Intimidation and violence against media is a regular occurrence in Uganda, according to Reporters Without Borders, a non-profit organization that advocates for freedom of information. In the organization's press freedom index for 2020, Uganda ranked 125th out of 180 countries.

Evans said Museveni's government has been accused of suppressing Ugandan journalists "through a series of arbitrary arrests and attacks — especially against those covering the campaign of opposition candidate Bobi Wine, who has himself been jailed by the government on more than one occasion."

"Those journalists don't have the support we in Canada are fortunate enough to have in circumstances like these," she said.

Ugandan President Yoweri Museveni, left, is looking to extend his 34-year rule but is facing opposition from candidate Bobi Wine. (Arnd Wiegmann/Reuters, James Akena/Reuters)
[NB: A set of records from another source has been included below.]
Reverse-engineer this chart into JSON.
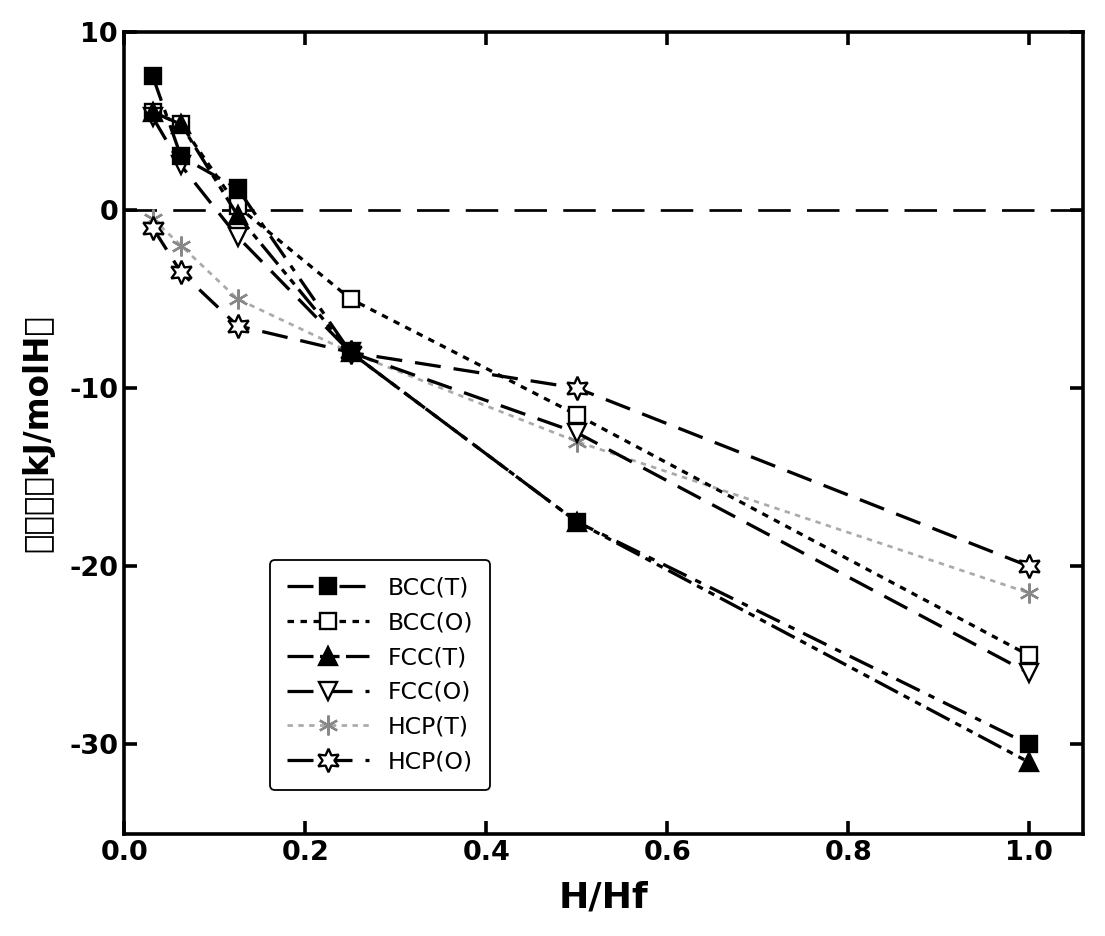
{
  "title": "",
  "xlabel": "H/Hf",
  "ylabel": "生成热（kJ/molH）",
  "xlim": [
    0,
    1.06
  ],
  "ylim": [
    -35,
    10
  ],
  "background_color": "#ffffff",
  "series": {
    "BCC_T": {
      "x": [
        0.03125,
        0.0625,
        0.125,
        0.25,
        0.5,
        1.0
      ],
      "y": [
        7.5,
        3.0,
        1.2,
        -8.0,
        -17.5,
        -30.0
      ],
      "label": "BCC(T)"
    },
    "BCC_O": {
      "x": [
        0.03125,
        0.0625,
        0.125,
        0.25,
        0.5,
        1.0
      ],
      "y": [
        5.5,
        4.8,
        0.2,
        -5.0,
        -11.5,
        -25.0
      ],
      "label": "BCC(O)"
    },
    "FCC_T": {
      "x": [
        0.03125,
        0.0625,
        0.125,
        0.25,
        0.5,
        1.0
      ],
      "y": [
        5.5,
        4.8,
        -0.3,
        -8.0,
        -17.5,
        -31.0
      ],
      "label": "FCC(T)"
    },
    "FCC_O": {
      "x": [
        0.03125,
        0.0625,
        0.125,
        0.25,
        0.5,
        1.0
      ],
      "y": [
        5.2,
        2.5,
        -1.5,
        -8.0,
        -12.5,
        -26.0
      ],
      "label": "FCC(O)"
    },
    "HCP_T": {
      "x": [
        0.03125,
        0.0625,
        0.125,
        0.25,
        0.5,
        1.0
      ],
      "y": [
        -0.5,
        -2.0,
        -5.0,
        -8.0,
        -13.0,
        -21.5
      ],
      "label": "HCP(T)"
    },
    "HCP_O": {
      "x": [
        0.03125,
        0.0625,
        0.125,
        0.25,
        0.5,
        1.0
      ],
      "y": [
        -1.0,
        -3.5,
        -6.5,
        -8.0,
        -10.0,
        -20.0
      ],
      "label": "HCP(O)"
    }
  },
  "xticks": [
    0.0,
    0.2,
    0.4,
    0.6,
    0.8,
    1.0
  ],
  "yticks": [
    10,
    0,
    -10,
    -20,
    -30
  ],
  "xtick_labels": [
    "0.0",
    "0.2",
    "0.4",
    "0.6",
    "0.8",
    "1.0"
  ],
  "ytick_labels": [
    "10",
    "0",
    "-10",
    "-20",
    "-30"
  ]
}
Wine, a member of parliament and a musician who has emerged as a serious threat to a sixth term for Museveni, was released on bail on Nov. 20 after he was charged with holding rallies likely to spread COVID-19. New York-based Human Rights Watch said authorities were "weaponizing" COVID-19 to suppress the opposition ahead of elections.

"This is just the beginning of the campaign season," Oryem Nyeko, the group's Africa researcher, said on Nov. 20. "It seems to be a sign of things to come."

Protests erupted in the wake of Wine's arrest, which, according to Reuters, led to at least 37 deaths. Violence snowballed as authorities deployed the military across Kampala and surrounding areas to help police forces disperse protesters they accuse of rioting and looting. Police said they used live bullets, tear gas and water cannon and arrested nearly 600 people.